Kebanyakan masyarakat datang ke Dokter Gigi dalam kondisi yang sudah

membutuhkan perawatan. Hal ini menunjukkan bahwa effective demand (kemampuan

dan keinginan untuk mendapat pelayanan) pengobataan gigi di Indonesia masih

rendah, yaitu hanya 7% dari jumlah penduduk. Data tersebut menunjukkan bahwa

pelayanan kesehatan yang diberikan saat ini masih belum efektif dalam mengatasi

masalah kesehatan gigi dan mulut di Indonesia (Dewanto, I & Lestari, 2014).

Berdasarkan data Riset Kesehatan Dasar (Riskesdas) 2018 menunjukkan bahwa

diperkirakan sekitar 39,2% penduduk Indonesia yang memanfaatkan pelayanan

Puskesmas. Di lihat dari proporsi pengetahuan masyarakat terhadap kemudahan akses

masyarakat ke pelayanan puskesmas di wilayah perkotaan lebih tinggi sebesar 46,1%

dibandingkan dengan di wilayah pedesaan yang hanya sebesar 31,0%. Artinya,

kurangnya pemanfaatan pelayanan puskesmas di wilayah pedesaan yang bisa

disebabkan oleh karena beberapa faktor seperti kurangnya pengetahuan masyarakat

mengenai pentingnya pemanfaatan puskesmas dan jarak puskesmas yang terlalu jauh

dari rumah penduduk (Riskesdas, 2018).


Ditinjau dari aspek data utilisasi layanan kesehatan, laporan bulanan BPJS

Kesehatan sampai dengan Desember 2017 menyebutkan sekitar 219,6 juta peserta

memanfaatkan layanan kesehatan, yang terdiri dari 66,7% pemanfaatan di FKTP,

29,3% di poliklinik rawat jalan FKRTL, dan 4 % rawat inap FKRTL (BPJS K, 2018).

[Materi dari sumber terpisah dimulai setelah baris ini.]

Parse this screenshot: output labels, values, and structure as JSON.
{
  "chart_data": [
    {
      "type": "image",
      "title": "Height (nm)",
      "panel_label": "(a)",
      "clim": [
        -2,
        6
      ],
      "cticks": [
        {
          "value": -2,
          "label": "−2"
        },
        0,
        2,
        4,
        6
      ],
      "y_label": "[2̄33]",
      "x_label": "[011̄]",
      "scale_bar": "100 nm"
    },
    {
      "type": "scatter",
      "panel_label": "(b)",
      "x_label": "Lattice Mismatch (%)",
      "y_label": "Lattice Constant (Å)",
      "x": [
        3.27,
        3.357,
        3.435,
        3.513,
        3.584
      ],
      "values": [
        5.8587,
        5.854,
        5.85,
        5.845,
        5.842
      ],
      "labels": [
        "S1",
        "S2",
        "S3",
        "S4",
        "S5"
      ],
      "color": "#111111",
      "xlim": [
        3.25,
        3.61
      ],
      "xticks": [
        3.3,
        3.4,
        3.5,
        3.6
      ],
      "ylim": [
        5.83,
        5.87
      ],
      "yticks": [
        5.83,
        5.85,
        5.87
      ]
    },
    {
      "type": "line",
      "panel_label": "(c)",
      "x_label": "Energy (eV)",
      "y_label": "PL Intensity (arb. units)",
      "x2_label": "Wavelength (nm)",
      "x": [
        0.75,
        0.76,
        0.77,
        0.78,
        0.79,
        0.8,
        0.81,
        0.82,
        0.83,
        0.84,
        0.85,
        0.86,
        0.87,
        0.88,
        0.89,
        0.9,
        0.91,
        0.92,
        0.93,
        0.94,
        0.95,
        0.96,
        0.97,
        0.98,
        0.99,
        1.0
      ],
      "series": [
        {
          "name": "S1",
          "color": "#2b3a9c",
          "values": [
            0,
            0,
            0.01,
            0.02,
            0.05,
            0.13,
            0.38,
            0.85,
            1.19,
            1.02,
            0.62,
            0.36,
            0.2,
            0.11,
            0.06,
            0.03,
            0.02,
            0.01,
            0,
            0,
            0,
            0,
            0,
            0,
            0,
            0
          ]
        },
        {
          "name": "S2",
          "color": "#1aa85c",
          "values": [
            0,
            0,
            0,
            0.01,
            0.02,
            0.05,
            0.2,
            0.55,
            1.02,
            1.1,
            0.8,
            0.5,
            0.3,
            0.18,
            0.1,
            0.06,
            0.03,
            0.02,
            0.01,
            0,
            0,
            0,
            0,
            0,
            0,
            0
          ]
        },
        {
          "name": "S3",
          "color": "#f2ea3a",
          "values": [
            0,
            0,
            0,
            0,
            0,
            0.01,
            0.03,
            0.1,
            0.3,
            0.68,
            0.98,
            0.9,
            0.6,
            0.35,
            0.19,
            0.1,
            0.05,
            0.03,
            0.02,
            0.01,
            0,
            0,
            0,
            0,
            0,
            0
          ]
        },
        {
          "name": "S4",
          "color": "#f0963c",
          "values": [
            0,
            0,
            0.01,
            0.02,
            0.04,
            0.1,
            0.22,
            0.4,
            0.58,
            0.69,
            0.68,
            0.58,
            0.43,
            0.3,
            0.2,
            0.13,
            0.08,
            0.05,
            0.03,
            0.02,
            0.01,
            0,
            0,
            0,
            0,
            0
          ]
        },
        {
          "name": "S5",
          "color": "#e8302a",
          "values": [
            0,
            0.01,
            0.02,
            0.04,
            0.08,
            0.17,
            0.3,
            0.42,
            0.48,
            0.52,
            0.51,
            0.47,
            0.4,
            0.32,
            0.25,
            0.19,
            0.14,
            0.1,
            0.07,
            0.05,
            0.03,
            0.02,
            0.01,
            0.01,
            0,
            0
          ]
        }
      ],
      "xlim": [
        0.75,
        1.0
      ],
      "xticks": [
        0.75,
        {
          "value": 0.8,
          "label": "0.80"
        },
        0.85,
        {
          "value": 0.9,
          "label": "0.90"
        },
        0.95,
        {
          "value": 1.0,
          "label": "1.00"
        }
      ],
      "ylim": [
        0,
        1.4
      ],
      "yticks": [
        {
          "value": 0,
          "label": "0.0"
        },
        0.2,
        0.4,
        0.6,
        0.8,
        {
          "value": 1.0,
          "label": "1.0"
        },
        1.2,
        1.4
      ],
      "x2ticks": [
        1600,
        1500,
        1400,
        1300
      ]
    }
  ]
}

Dari segi utilisasi, pada tahun pertama implementasi kebijakan JKN utilisasi

pelayanan kesehatan oleh peserta JKN meningkat signifikan, yaitu 64% pada

pelayanan rawat inap dan 20% pada pelayanan rawat jalan, dibandingkan dengan

utilisasi sebelum JKN (2011-2013) (TNP2K, 2018).

Berdasarkan penjabaran latar belakang diatas, maka penulis tertarik untuk

melihat mutu pelayanan kesehatan kesehatan gigi dan mulut di puskesmas saat ini.

1.2 Rumusan Masalah

Berdasarkan latar belakang diatas maka rumusan masalah pada literatur review

ini adalah “Bagaimana Mutu Pelayanan Kesehatan Gigi dan Mulut di Puskesmas saat

ini ?

1.3 Tujuan Penulisan

Tujuan penulisan literatur review ini adalah untuk melihat mutu pelayanan

kesehatan gigi dan mulut di puskesmas saat ini.